Senate did not block move to return police powers to local executives

Contrary to the claim of Manila Mayor Lito Atienza, the Senate did not block the clamor of mayors and governors to return the administrative and operational control over the local police to local government units, lawyer Antonio Gallardo, chief of staff and spokesperson of Senate President Franklin Drilon said today.

In a statement, Gallardo deplored that Atienza was "peddling lies" against the Senate when he declared in a recent gathering of local officials that the Senate had blocked the proposed devolution of police functions to local government units.

He noted that Atienza made the claim in an apparent effort to convince the public to support the campaign of the ruling Lakas-CMD political party led by House Speaker Jose De Venecia to amend the 1987 Constitution and transform the present presidential form of government to a parliamentary form of government.

Gallardo appealed to Atienza "to stick to the real issues in the cha-cha debates and avoid peddling white lies and inaccurate data to deceive the Filipino people into supporting Charter Change."

"It is unfortunate that Mayor Atienza has decided to board the Joe de Venecia-Lakas-CMD express train that will ram Charter Change down the throats of the Filipino people through the use of underhanded and unscrupulous means," Gallardo said.

On the Atienza claim that the Senate blocked the efforts of mayors and governors to get back control over the local police, Gallardo said this was not possible because records will show that in 1999, the Senate had approved the bill which would empower mayors and governors to effectively maintain peace and order in their localities through the devolution of police powers to local government units.

After its approval, Gallardo said, the Senate bill was transmitted to the House of Representatives for concurrence.
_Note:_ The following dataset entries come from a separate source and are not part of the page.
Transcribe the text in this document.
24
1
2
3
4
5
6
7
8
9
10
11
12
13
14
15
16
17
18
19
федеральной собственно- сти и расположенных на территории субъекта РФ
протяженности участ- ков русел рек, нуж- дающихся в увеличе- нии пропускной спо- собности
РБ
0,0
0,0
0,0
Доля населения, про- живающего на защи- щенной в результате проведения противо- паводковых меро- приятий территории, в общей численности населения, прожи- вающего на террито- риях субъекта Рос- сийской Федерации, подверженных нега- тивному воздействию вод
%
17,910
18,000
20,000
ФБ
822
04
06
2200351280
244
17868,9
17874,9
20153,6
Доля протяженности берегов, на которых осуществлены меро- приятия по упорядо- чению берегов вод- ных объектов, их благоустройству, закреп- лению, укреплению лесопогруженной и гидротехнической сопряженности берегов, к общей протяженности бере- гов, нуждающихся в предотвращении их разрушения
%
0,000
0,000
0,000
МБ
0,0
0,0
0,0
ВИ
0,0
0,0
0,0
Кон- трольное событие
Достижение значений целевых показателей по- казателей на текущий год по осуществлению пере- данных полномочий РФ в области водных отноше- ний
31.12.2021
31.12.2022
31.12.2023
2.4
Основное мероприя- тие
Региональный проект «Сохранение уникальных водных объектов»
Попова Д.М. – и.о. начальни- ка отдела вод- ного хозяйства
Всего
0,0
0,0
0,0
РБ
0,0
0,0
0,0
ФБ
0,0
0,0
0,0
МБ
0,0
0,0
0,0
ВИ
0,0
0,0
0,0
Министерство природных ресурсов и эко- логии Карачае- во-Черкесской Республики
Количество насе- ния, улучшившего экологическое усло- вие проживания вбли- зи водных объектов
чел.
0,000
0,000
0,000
The Lower House, however, unfortunately, failed to approve the measure.

Since 1946 when the Philippines attained its independence from the United States, Gallardo recalled "the Senate has stood gallantly and fearlessly in favor of individual liberties and freedoms, including freedom of speech and of the press, freedom from arbitrary arrests, the equal protection of the law and clean elections."

Gallardo also lamented that Atienza did a disservice to the nation by calling for the abolition of the Senate for its alleged history of "obstructionism."

He said Atienzas speech in a recent Manila rally advocating charter change was an "insult against the great Filipino statesmen, patriots and nationalists who had served in the Philippine Senate like President Manuel L. Quezon, President Manuel Roxas, Claro M. Recto, Jose P. Laurel, Camilo Osias, Lorenzo Taada, Ninoy Aquino, Jose W. Diokno and many others."

He added that it was also the Senate that exposed many corruption cases in government, including the Tambobong-Buenavista deal during the Quirino administration, the import control rackets and immigration scandals of the 50s and 60s and the massacre of Muslim soldiers on Corregidor Island prior to President Marcoss declaration of martial law.

"Senators like Taada and Diokno risked their lives in opposing the Marcos martial rule, and Aquino in fact was murdered for opposing the Marcos dictatorship," said Gallardo. "Since its existence, the Senate has been the bulwark of Filipino liberties and freedom, and has been a vanguard in the fight against corruption. Mr. Atienza, alas, succeeded in besmirching their noble names in order merely to serve his own inordinate ambitions."

"Is it obstructionism to investigate large-scale plunder of government funds like the P728 million fertilizer scam? Is it obstructionism to look into how the P35 billion recovered Marcos wealth was spent just in two years? Is it also obstructionism to find out how much the Northrail project was grossly overpriced?" Gallardo asked.